Hi, DEMOIVRE, and thanks for your message! In the words of the politician: difficult, difficult, lemon difficult. One the one hand there is one answer that seems sensible - but on the other, one can quite reasonably argue that there are infinitely many complex numbers on the unit circle that are $\pi$th roots of -1.

Principal value

The standard way of finding the principal value of $z^n$ - for integer $n$ - is to use de Moivre’s theorem1. If you express $z$ as $\cos(\theta) + \i \sin(\theta)$, then $z^n$ works out to be $\cos(n\theta) + \i \sin(n \theta)$ - which is a really neat result that has all sorts of lovely consequences for trigonometric identities and suchlike. But we’ll gloss over those.

For rational values of $q$, things get more complicated for $z^q$. The problem is that angles don’t have a unique representation – for example, you can write -1 as $\cos(\pi) + \i \sin(\pi)$ or $\cos(-\pi) + \i\sin(-\pi)$ - among infinitely many others. If you multiplied any of those by a given integer, you get the same result; when you multiply by a rational number, that’s not the case. For example, multiplying the angle by $\frac{1}{2}$ in some cases gives something coterminal2 to $\piby 2$, and in others to $-\piby 2$. Square rooting in the complex plane gives two answers - and we can pick one of them to be the principal value. By convention, the square root of -1 is $\i$ rather than $-\i$.

So, adopting that convention, the principal value of $(-1)^\pi$ would be $\cos(\pi^2) + \i \sin(\pi^2) \approx -0.902 - 0.430\i$.

But wait!

The thing with rational powers in the form $\frac{p}{q}$ is, they divide the possible arguments into equivalence classes modulo $2\pi$ - and there are at most $q$ of those - as you saw, the square root divided all of the possible angles into two classes of coterminal angles.
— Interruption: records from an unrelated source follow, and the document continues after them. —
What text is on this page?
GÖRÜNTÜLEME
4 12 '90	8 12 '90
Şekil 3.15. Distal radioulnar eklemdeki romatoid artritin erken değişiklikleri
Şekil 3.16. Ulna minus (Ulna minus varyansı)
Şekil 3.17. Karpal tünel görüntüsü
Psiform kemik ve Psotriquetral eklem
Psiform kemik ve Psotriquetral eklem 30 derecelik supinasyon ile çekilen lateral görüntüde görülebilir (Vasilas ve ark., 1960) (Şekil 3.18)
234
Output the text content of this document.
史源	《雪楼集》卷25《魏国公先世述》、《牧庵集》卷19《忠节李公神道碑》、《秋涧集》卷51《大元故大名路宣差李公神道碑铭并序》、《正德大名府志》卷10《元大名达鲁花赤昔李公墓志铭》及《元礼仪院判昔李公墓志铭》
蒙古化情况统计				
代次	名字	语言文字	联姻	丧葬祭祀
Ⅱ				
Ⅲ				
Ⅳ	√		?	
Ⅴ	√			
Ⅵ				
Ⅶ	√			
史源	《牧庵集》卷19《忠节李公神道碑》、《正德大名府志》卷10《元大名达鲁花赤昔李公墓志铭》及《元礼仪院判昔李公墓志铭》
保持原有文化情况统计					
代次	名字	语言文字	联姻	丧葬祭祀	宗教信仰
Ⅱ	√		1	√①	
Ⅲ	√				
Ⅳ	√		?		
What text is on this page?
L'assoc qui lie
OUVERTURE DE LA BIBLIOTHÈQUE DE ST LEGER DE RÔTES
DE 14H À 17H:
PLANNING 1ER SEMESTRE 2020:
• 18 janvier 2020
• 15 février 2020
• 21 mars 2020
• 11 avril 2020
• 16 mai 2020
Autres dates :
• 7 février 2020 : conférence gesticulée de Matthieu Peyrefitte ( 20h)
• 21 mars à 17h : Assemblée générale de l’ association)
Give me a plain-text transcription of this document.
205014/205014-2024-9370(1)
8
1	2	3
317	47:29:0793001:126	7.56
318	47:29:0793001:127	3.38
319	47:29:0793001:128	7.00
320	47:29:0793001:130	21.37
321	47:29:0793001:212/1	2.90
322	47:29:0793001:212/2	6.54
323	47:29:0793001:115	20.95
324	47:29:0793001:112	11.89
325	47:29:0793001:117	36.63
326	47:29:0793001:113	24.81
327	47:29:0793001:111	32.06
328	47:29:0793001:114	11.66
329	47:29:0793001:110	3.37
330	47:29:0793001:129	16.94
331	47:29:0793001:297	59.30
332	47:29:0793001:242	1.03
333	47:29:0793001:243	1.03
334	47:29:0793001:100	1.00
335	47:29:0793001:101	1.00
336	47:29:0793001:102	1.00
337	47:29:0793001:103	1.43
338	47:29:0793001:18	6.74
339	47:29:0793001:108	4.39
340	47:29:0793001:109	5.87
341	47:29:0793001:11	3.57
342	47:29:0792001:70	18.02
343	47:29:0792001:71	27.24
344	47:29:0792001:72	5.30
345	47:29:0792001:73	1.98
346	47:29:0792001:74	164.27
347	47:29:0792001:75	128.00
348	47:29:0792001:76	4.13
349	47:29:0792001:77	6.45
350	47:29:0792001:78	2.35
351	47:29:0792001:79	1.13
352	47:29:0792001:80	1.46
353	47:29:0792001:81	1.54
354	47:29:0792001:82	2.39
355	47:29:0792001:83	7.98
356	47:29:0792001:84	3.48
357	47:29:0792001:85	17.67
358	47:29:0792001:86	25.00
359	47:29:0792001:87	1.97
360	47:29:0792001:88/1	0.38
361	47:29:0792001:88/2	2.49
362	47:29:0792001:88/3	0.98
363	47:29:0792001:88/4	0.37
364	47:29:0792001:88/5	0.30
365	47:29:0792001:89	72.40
The trouble is, irrational numbers don’t do that. Irrational numbers give infinitely many possible values for $\theta$. (To see this, imagine representing $\pi$ as successively more accurate fractions. If you approximated it as $\frac{22}{7}$, you would have seven solutions. If you went for $\frac{355}{113}$, you would have 113. If you picked another more accurate approximation, you would have more - and more - and more. And there’s always a more accurate approximation, so there are always more solutions.


So, as far as I’m concerned, the answer to this is “run away and hide until they ask you something nicer”. There is a principal solution, but infinitely many others3.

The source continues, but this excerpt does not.